Building an LLM Application with Langchain (refactored)
This is refactored code from an earlier post about Langchain.
The code is being updated for three main reasons:
- Some Windows users were having issues using Chroma for a vectorstore.
- I wanted to pass arguments to the script.
- The script needed more structure.
Vectorstore
In the earlier version, I used Chroma for storing the vectors. I liked this solution because it was easy and stored the results in a SQLite database. Unfortunately, one, or more, students using Windows had an issue with Chroma that we tried to overcome but decided to try another solution.
While there are several storage options, I decided to use Facebook AI Similarity Search (FAISS). One of the main attributes of FAISS is that it is an in-memory vectorstore which, to me, reduces the complexity of installing any additional software such as Postgres. The refactor for this was relatively simple with an additional import, removing a couple lines of code, and changing the word Chroma
to FAISS
.
Passing Arguments
When demoing the previous version of this code, I was immediately challenged with “How can we pass arguments?”. First, I gave a psuedo explanation mentioning Flask & Heroku or Django & Elastic Beanstalk. Next, I added import sys
and print(sys.argv)
to the code. If you have never used sys.argv
, it provides a list object containing the script name and any other objects that happen to be part of the python call to the script.
Adding Structure
When writing code, things can quickly get out of hand. Structured code is always preferred over unstructured code. Structured code is much easier to maintain, test, use, and maintain…did I say “maintain”? Unstructured code is fine for doing exploritory research or something agilist might call a spike but any code that will persist should be kept tidy and dry. With a new structured version, I could even test portions of the script without getting charged by OpenAI!
Updated Version
Here is the updated script trying to accomplish stated objectives:
import os
import sys
from dotenv import load_dotenv
from langchain_community.document_loaders import PyPDFLoader
from langchain.text_splitter import CharacterTextSplitter
from langchain_openai import OpenAIEmbeddings
from langchain_community.vectorstores import FAISS
from langchain.chains import RetrievalQA
from langchain_openai import OpenAI
load_dotenv()
def main():
question = sys.argv[1]
pdf_name = sys.argv[2]
api_key = os.getenv("OPENAI_API_KEY")
text = extract_data(pdf_name)
docs = split_text(text)
docstorage = vectorize_and_store(docs, api_key)
response = answer_question(question, api_key, docstorage)
print(response['result'])
# return response
def extract_data(pdf_name):
loader = PyPDFLoader(pdf_name)
data = loader.load()
policy_text = ""
for doc in data:
if isinstance(doc, dict) and 'text' in doc:
policy_text += doc['text']
elif isinstance(doc, str):
policy_text += doc
else:
policy_text += repr(doc)
return policy_text
def split_text(text):
ct_splitter = CharacterTextSplitter(separator='.', chunk_size=1000, chunk_overlap=200)
docs = ct_splitter.split_text(text)
return docs
def vectorize_and_store(docs, api_key):
embedding_function = OpenAIEmbeddings(openai_api_key=api_key)

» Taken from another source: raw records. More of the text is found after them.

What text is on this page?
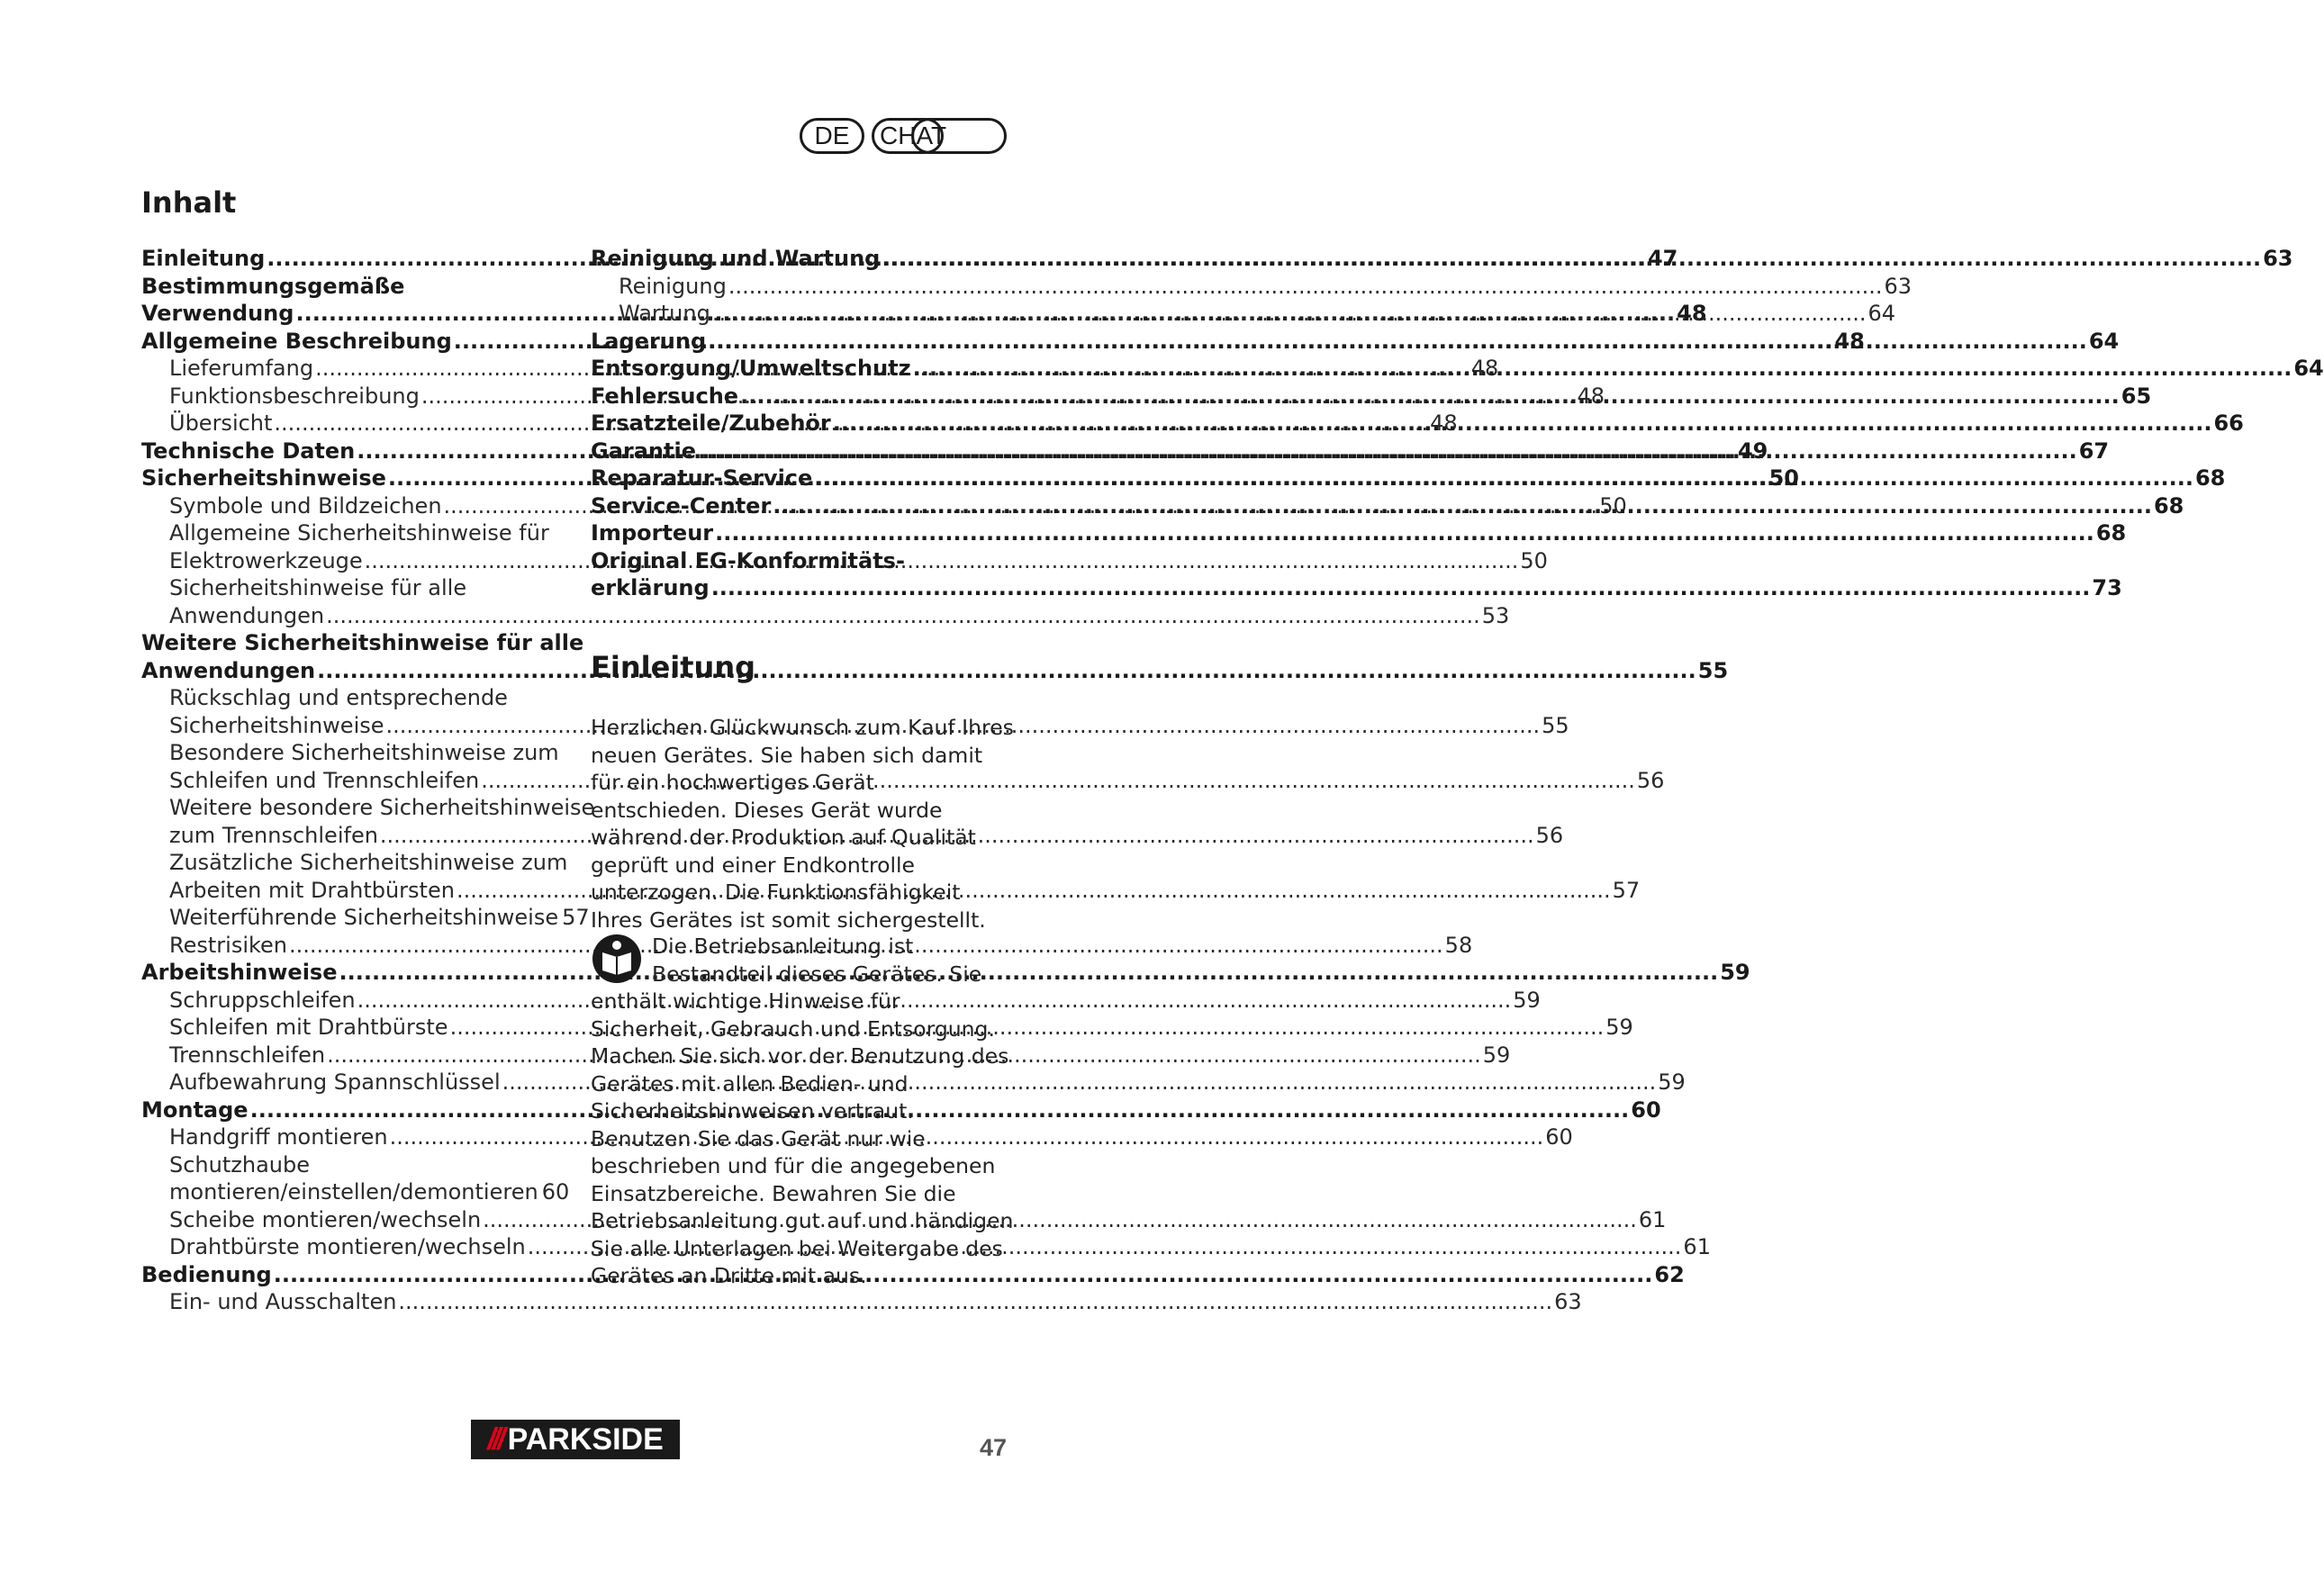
DE	CHAT
Inhalt
Einleitung .....	47
Bestimmungsgemäße
Verwendung .....	48
Allgemeine Beschreibung .....	48
Lieferumfang .....	48
Funktionsbeschreibung .....	48
Übersicht .....	48
Technische Daten .....	49
Sicherheitshinweise .....	50
Symbole und Bildzeichen .....	50
Allgemeine Sicherheitshinweise für
Elektrowerkzeuge .....	50
Sicherheitshinweise für alle
Anwendungen .....	53
Weitere Sicherheitshinweise für alle
Anwendungen .....	55
Rückschlag und entsprechende
Sicherheitshinweise .....	55
Besondere Sicherheitshinweise zum
Schleifen und Trennschleifen .....	56
Weitere besondere Sicherheitshinweise
zum Trennschleifen .....	56
Zusätzliche Sicherheitshinweise zum
Arbeiten mit Drahtbürsten .....	57
Weiterführende Sicherheitshinweise 57
Restrisiken .....	58
Arbeitshinweise .....	59
Schruppschleifen .....	59
Schleifen mit Drahtbürste .....	59
Trennschleifen .....	59
Aufbewahrung Spannschlüssel .....	59
Montage .....	60
Handgriff montieren .....	60
Schutzhaube
montieren/einstellen/demontieren 60
Scheibe montieren/wechseln .....	61
Drahtbürste montieren/wechseln .....	61
Bedienung .....	62
Ein- und Ausschalten .....	63
Reinigung und Wartung .....	63
Reinigung .....	63
Wartung .....	64
Lagerung .....	64
Entsorgung/Umweltschutz .....	64
Fehlersuche .....	65
Ersatzteile/Zubehör .....	66
Garantie .....	67
Reparatur-Service .....	68
Service-Center .....	68
Importeur .....	68
Original EG-Konformitäts-
erklärung .....	73
Einleitung

Herzlichen Glückwunsch zum Kauf Ihres neuen Gerätes. Sie haben sich damit für ein hochwertiges Gerät entschieden. Dieses Gerät wurde während der Produktion auf Qualität geprüft und einer Endkontrolle unterzogen. Die Funktionsfähigkeit Ihres Gerätes ist somit sichergestellt.

Die Betriebsanleitung ist Bestandteil dieses Gerätes. Sie enthält wichtige Hinweise für Sicherheit, Gebrauch und Entsorgung. Machen Sie sich vor der Benutzung des Gerätes mit allen Bedien- und Sicherheitshinweisen vertraut. Benutzen Sie das Gerät nur wie beschrieben und für die angegebenen Einsatzbereiche. Bewahren Sie die Betriebsanleitung gut auf und händigen Sie alle Unterlagen bei Weitergabe des Gerätes an Dritte mit aus.
/// PARKSIDE	47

docstorage = FAISS.from_texts(docs, embedding_function)
return docstorage
def answer_question(question, api_key, docstorage):
llm=OpenAI(model_name="gpt-3.5-turbo-instruct", openai_api_key=api_key)
qa = RetrievalQA.from_chain_type(llm=llm, chain_type="stuff", retriever=docstorage.as_retriever())
response = qa.invoke(question)
return response
main()
Running the Script
Notice that I can now pass two additional strings: 1) the question to be answered and 2) the name of the pdf to pull the content.
$ python llm_faiss_vectorstore.py "Can I receive a blanket approval for outside work?" "pm-11.pdf"
No, blanket approvals for outside employment will not be granted. Approval for outside work must be obtained through normal administrative channels by the Chancellor or a designated campus administrative officer.